There it was, the collision of two needs: the, priest's need to forgive and the man's more urgent need to be forgiven, to be absolved of his sins, to be reconciled with himself, and more importantly with, God.
At the close of the Mass, the man hurried towards the priest to bid him to hear his confession. And the priest did, onto the night I can imagine the peace that both received at the end of the day.
This, my fellow brethren in Christ, has shown how we are God's instruments of mercy. How we are called to scatter - nay permeate the whole atmosphere with -- fragrance. The fragrance of the Lord's mercy and forgiveness.
The most intimate encounter between a Christian and our merciful God is made possible through confession. As it is now, because of the long, line of penitents, because of the conditions of the confessional, because we are tired and we have so many other concerns, the encounter in the Sacrament of Confession tends to be reduced to a question of validity. Validity meaning to say, you say your act of contrition end make sure you are repentant and I just say the right formula and off you go your sins are forgiven.
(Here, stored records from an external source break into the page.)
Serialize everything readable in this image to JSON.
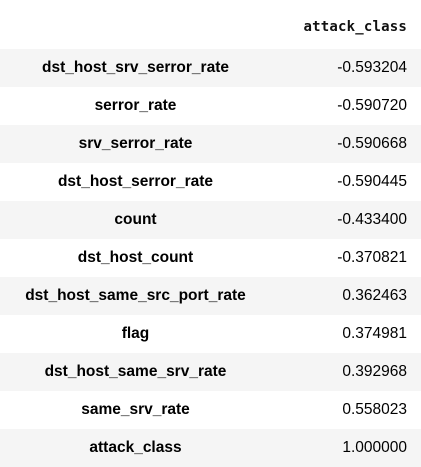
{
  "table": {
    "column_header": "attack_class",
    "rows": [
      {
        "index": "dst_host_srv_serror_rate",
        "value": "-0.593204"
      },
      {
        "index": "serror_rate",
        "value": "-0.590720"
      },
      {
        "index": "srv_serror_rate",
        "value": "-0.590668"
      },
      {
        "index": "dst_host_serror_rate",
        "value": "-0.590445"
      },
      {
        "index": "count",
        "value": "-0.433400"
      },
      {
        "index": "dst_host_count",
        "value": "-0.370821"
      },
      {
        "index": "dst_host_same_src_port_rate",
        "value": "0.362463"
      },
      {
        "index": "flag",
        "value": "0.374981"
      },
      {
        "index": "dst_host_same_srv_rate",
        "value": "0.392968"
      },
      {
        "index": "same_srv_rate",
        "value": "0.558023"
      },
      {
        "index": "attack_class",
        "value": "1.000000"
      }
    ]
  },
  "colors": {
    "stripe": "#f5f5f5",
    "header_border": "#bdbdbd"
  }
}
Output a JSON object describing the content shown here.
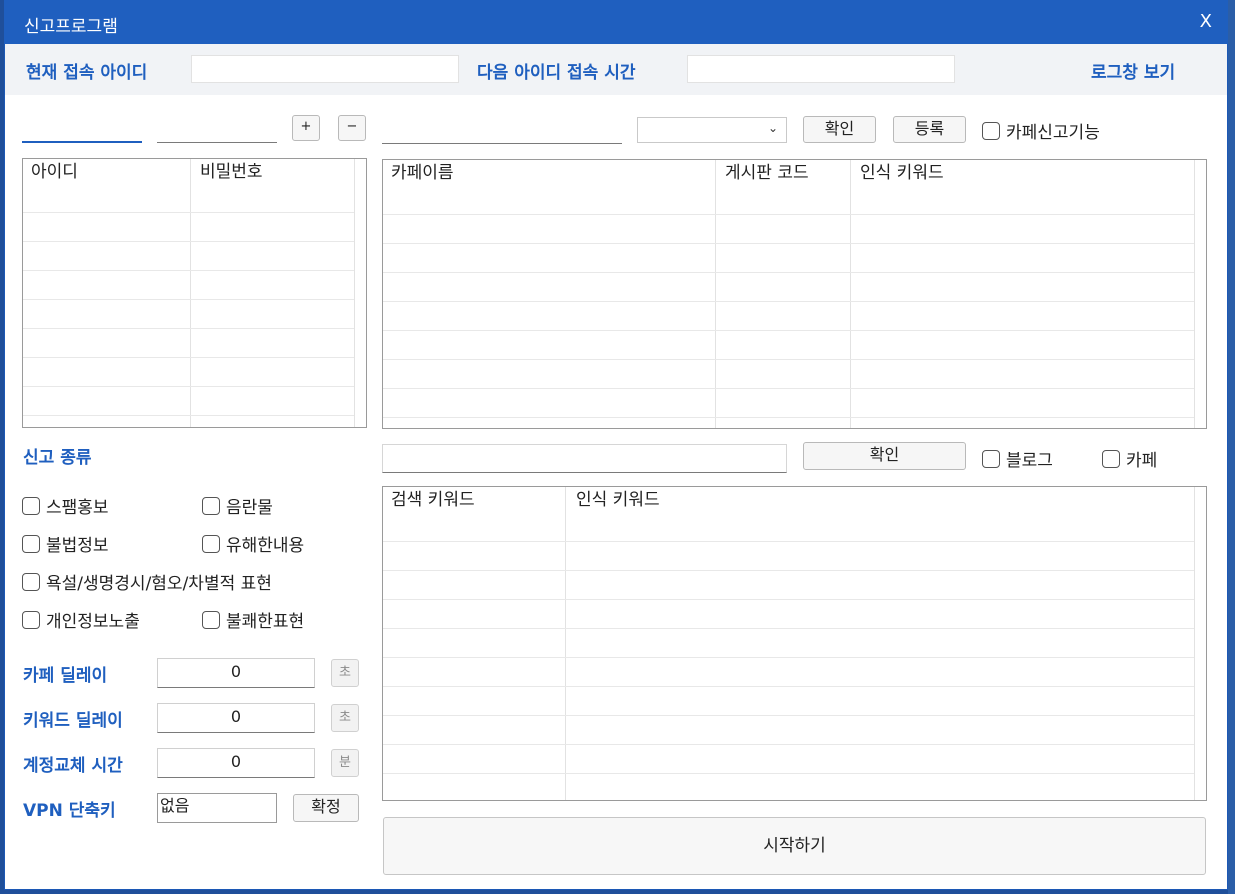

But the question is, does it show an encounter between a wounding ax, and a forgiving sandalwood? Do we still see ourselves as a sinner with a fellow sinner? Or are we so much concerned with the power to forgive, and the power of the right words. The question of validity is like standing at the railroad tracks and viewing a train passing by. We see the train, each cabin connected to the other through the technical precision of engineering. There is no derailment the cabins do not become unhinged as the train chugs smoothly along because their movements are synchronized, following the rules of engineering. But watching the train pass by can be the most boring thing,
In a way that is what we often make confession to be: a laundry list of sins, followed by the formula of absolution. It is like a train passing by, but does it become an encounter of mercy between a penitent sinner and a loving God?
Sometimes - or oftentimes -- we are afraid to bring in emotions to the confessional. We are afraid of our feelings and we celebrate the sacrament cerebrally, perfunctorily. But the sacrament of reconciliation is a celebration. More that being a judge, we are a loving father, a sandalwood who leaves a fragrance. We are not a washing machine, a forgiving machine, where a penitent passes through and the stains of sin are removed, sanitized, but also absorbs no fragrance and is left with no fragrance because of his encounter with us.
The sacrament of forgiving and being forgiven is not merely a matter of validity and formulaic rituals but an encounter of grace between a loving. God, who has been axed yet leaves his fragrance on the axe. It is the same fragrance that he shares with other people because of his being touched by God, the sandalwood.
That is the Paschal Mystery of our priesthood. Jesus Christ showing us love, death and life, through the very special grace of ordination. He imbues us with His fragrance of mercy and forgiveness. His fragrance that lovingly perfumes the axe that lays it low. And the mystery is that the fragrance stays with us for as long as we share it with others.